Dom João Justino de Medeiros Silva
Administrador Apostólico da arquidiocese de Montes Claros (MG)
Com a possibilidade da cremação dos corpos defuntos emergem muitas perguntas. Os católicos devem saber que a Igreja dá orientações bem precisas para seus fiéis sobre a escolha da cremação ao invés do sepultamento. A celebração do velório e das exéquias é, sem dúvida, um momento pastoral de grande importância. A morte e o morrer são temas que tocam o mais profundo do ser humano. Os cristãos sempre preferiram sepultar o corpo na terra, por considerar mais conforme à fé na ressurreição de Jesus: “Eu vos transmiti, antes de tudo, o que eu mesmo recebi, a saber: que Cristo morreu pelos nossos pecados, segundo as Escrituras, foi sepultado e, ao terceiro dia, foi ressuscitado, segundo as Escrituras, e apareceu a Cefas e, depois, aos Doze” (1Cor 15,3-5).
No nosso tempo, todavia, também devido à alteração das condições de ambiente e de vida, está a consolidar-se a prática da cremação do corpo defunto. A esse propósito, a legislação eclesiástica dispõe quanto à possibilidade de conceder-se o Rito das Exéquias Cristãs àqueles que escolheram a cremação do seu cadáver, a não ser que essa decisão tenha sido feita por motivações contrárias à doutrina cristã. A Igreja não se opõe a essa prática, visto que ela, em si, não é contrária à fé. Mas, reafirma e explicita-se, pela cremação, igualmente, o sentido pascal da morte cristã, pois o fogo simboliza, também, a purificação dos pecados (cf. Is 6,7) e evoca o sentido de oferta pascal do próprio corpo que, pelo batismo, já foi ofertado e consagrado ao Senhor pelo fogo do Espírito Santo. Mesmo assim, a Igreja continua a preferir a sepultura dos corpos, como nosso Senhor mesmo quis ser sepultado.
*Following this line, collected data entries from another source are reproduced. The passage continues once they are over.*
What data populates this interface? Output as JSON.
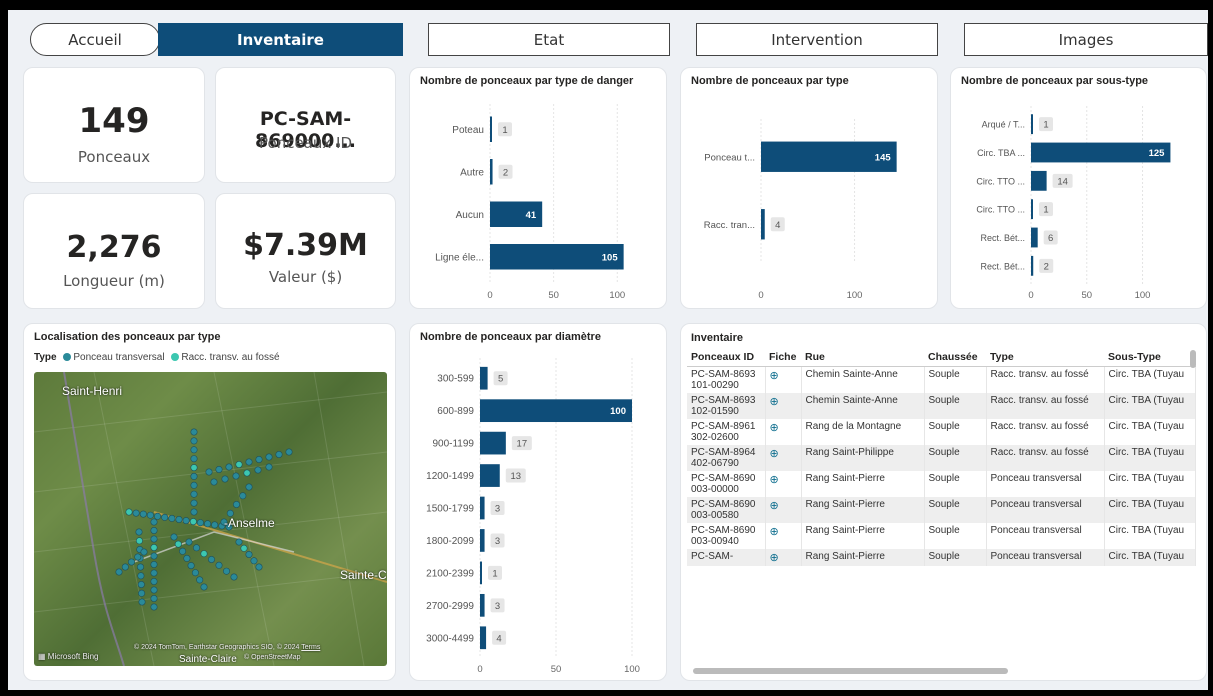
{
  "nav": {
    "accueil": "Accueil",
    "inventaire": "Inventaire",
    "etat": "Etat",
    "intervention": "Intervention",
    "images": "Images"
  },
  "kpis": {
    "ponceaux_value": "149",
    "ponceaux_label": "Ponceaux",
    "id_value": "PC-SAM-869000...",
    "id_label": "Ponceaux ID",
    "longueur_value": "2,276",
    "longueur_label": "Longueur (m)",
    "valeur_value": "$7.39M",
    "valeur_label": "Valeur ($)"
  },
  "colors": {
    "bar": "#0e4d79",
    "transversal": "#2a8a99",
    "fosse": "#3cc7b0",
    "nav_active": "#0e4d79"
  },
  "chart_data": [
    {
      "type": "bar",
      "title": "Nombre de ponceaux par type de danger",
      "categories": [
        "Poteau",
        "Autre",
        "Aucun",
        "Ligne éle..."
      ],
      "values": [
        1,
        2,
        41,
        105
      ],
      "xticks": [
        "0",
        "50",
        "100"
      ],
      "xlim": [
        0,
        110
      ]
    },
    {
      "type": "bar",
      "title": "Nombre de ponceaux par type",
      "categories": [
        "Ponceau t...",
        "Racc. tran..."
      ],
      "values": [
        145,
        4
      ],
      "xticks": [
        "0",
        "100"
      ],
      "xlim": [
        0,
        155
      ]
    },
    {
      "type": "bar",
      "title": "Nombre de ponceaux par sous-type",
      "categories": [
        "Arqué / T...",
        "Circ. TBA ...",
        "Circ. TTO ...",
        "Circ. TTO ...",
        "Rect. Bét...",
        "Rect. Bét..."
      ],
      "values": [
        1,
        125,
        14,
        1,
        6,
        2
      ],
      "xticks": [
        "0",
        "50",
        "100"
      ],
      "xlim": [
        0,
        130
      ]
    },
    {
      "type": "bar",
      "title": "Nombre de ponceaux par diamètre",
      "categories": [
        "300-599",
        "600-899",
        "900-1199",
        "1200-1499",
        "1500-1799",
        "1800-2099",
        "2100-2399",
        "2700-2999",
        "3000-4499"
      ],
      "values": [
        5,
        100,
        17,
        13,
        3,
        3,
        1,
        3,
        4
      ],
      "xticks": [
        "0",
        "50",
        "100"
      ],
      "xlim": [
        0,
        100
      ]
    }
  ],
  "map": {
    "title": "Localisation des ponceaux par type",
    "legend_title": "Type",
    "legend_items": [
      "Ponceau transversal",
      "Racc. transv. au fossé"
    ],
    "places": [
      "Saint-Henri",
      "-Anselme",
      "Sainte-C",
      "Sainte-Claire"
    ],
    "attribution": "© 2024 TomTom, Earthstar Geographics SIO, © 2024",
    "terms": "Terms",
    "osm": "© OpenStreetMap",
    "bing": "Microsoft Bing"
  },
  "table": {
    "title": "Inventaire",
    "headers": [
      "Ponceaux ID",
      "Fiche",
      "Rue",
      "Chaussée",
      "Type",
      "Sous-Type"
    ],
    "rows": [
      [
        "PC-SAM-8693101-00290",
        "Chemin Sainte-Anne",
        "Souple",
        "Racc. transv. au fossé",
        "Circ. TBA (Tuyau"
      ],
      [
        "PC-SAM-8693102-01590",
        "Chemin Sainte-Anne",
        "Souple",
        "Racc. transv. au fossé",
        "Circ. TBA (Tuyau"
      ],
      [
        "PC-SAM-8961302-02600",
        "Rang de la Montagne",
        "Souple",
        "Racc. transv. au fossé",
        "Circ. TBA (Tuyau"
      ],
      [
        "PC-SAM-8964402-06790",
        "Rang Saint-Philippe",
        "Souple",
        "Racc. transv. au fossé",
        "Circ. TBA (Tuyau"
      ],
      [
        "PC-SAM-8690003-00000",
        "Rang Saint-Pierre",
        "Souple",
        "Ponceau transversal",
        "Circ. TBA (Tuyau"
      ],
      [
        "PC-SAM-8690003-00580",
        "Rang Saint-Pierre",
        "Souple",
        "Ponceau transversal",
        "Circ. TBA (Tuyau"
      ],
      [
        "PC-SAM-8690003-00940",
        "Rang Saint-Pierre",
        "Souple",
        "Ponceau transversal",
        "Circ. TBA (Tuyau"
      ],
      [
        "PC-SAM-",
        "Rang Saint-Pierre",
        "Souple",
        "Ponceau transversal",
        "Circ. TBA (Tuyau"
      ]
    ]
  }
}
A Igreja orienta que se concedam os ritos das exéquias cristãs aos que escolheram a cremação do próprio corpo, a não ser que conste terem eles feito essa opção por razões contrárias à fé cristã. As exéquias sejam celebradas conforme os Rituais da Igreja, podendo ser realizadas no próprio prédio do crematório e, no caso de faltar um lugar idôneo, na própria sala de cremação, sempre com o cuidado de evitar escândalo e indiferentismo religioso. Quaisquer que sejam as motivações legítimas que levaram à escolha da cremação do cadáver, as cinzas do defunto devem ser conservadas, por norma, num lugar sagrado, isto é, no cemitério ou, se for o caso, numa igreja ou num lugar especialmente dedicado a esse fim, determinado pela autoridade eclesiástica. A conservação das cinzas em casa não é consentida, nem elas devem ser divididas entre os vários núcleos familiares.
Muitas vezes as cinzas são espalhadas num jardim, no mar ou no alto de uma montanha. Essa prática não se coaduna bem com a índole cristã e pode ser motivada por uma concepção panteísta da vida. Por isso, a Igreja Católica não a recomenda. Assim, também, exclui-se a conservação das cinzas de defuntos cremados sob a forma de recordação comemorativa, em peças de joalheria ou em outros objetos. Há um rito específico que poderá ser utilizado depois da cremação, para o momento da deposição da urna com as cinzas no cemitério ou noutro lugar a ele equiparado. Em caso algum a urna, com as cinzas do defunto, poderá ser levada à igreja para a comemoração de aniversário ou noutras ocasiões. Com essas orientações, renovemos a fé em Cristo. N’Ele brilhou para nós a esperança da feliz ressurreição, e para os que creem n’Ele a vida não é tirada, mas transformada (cf. Prefácio dos Fiéis Defuntos I – A esperança da ressurreição em Cristo).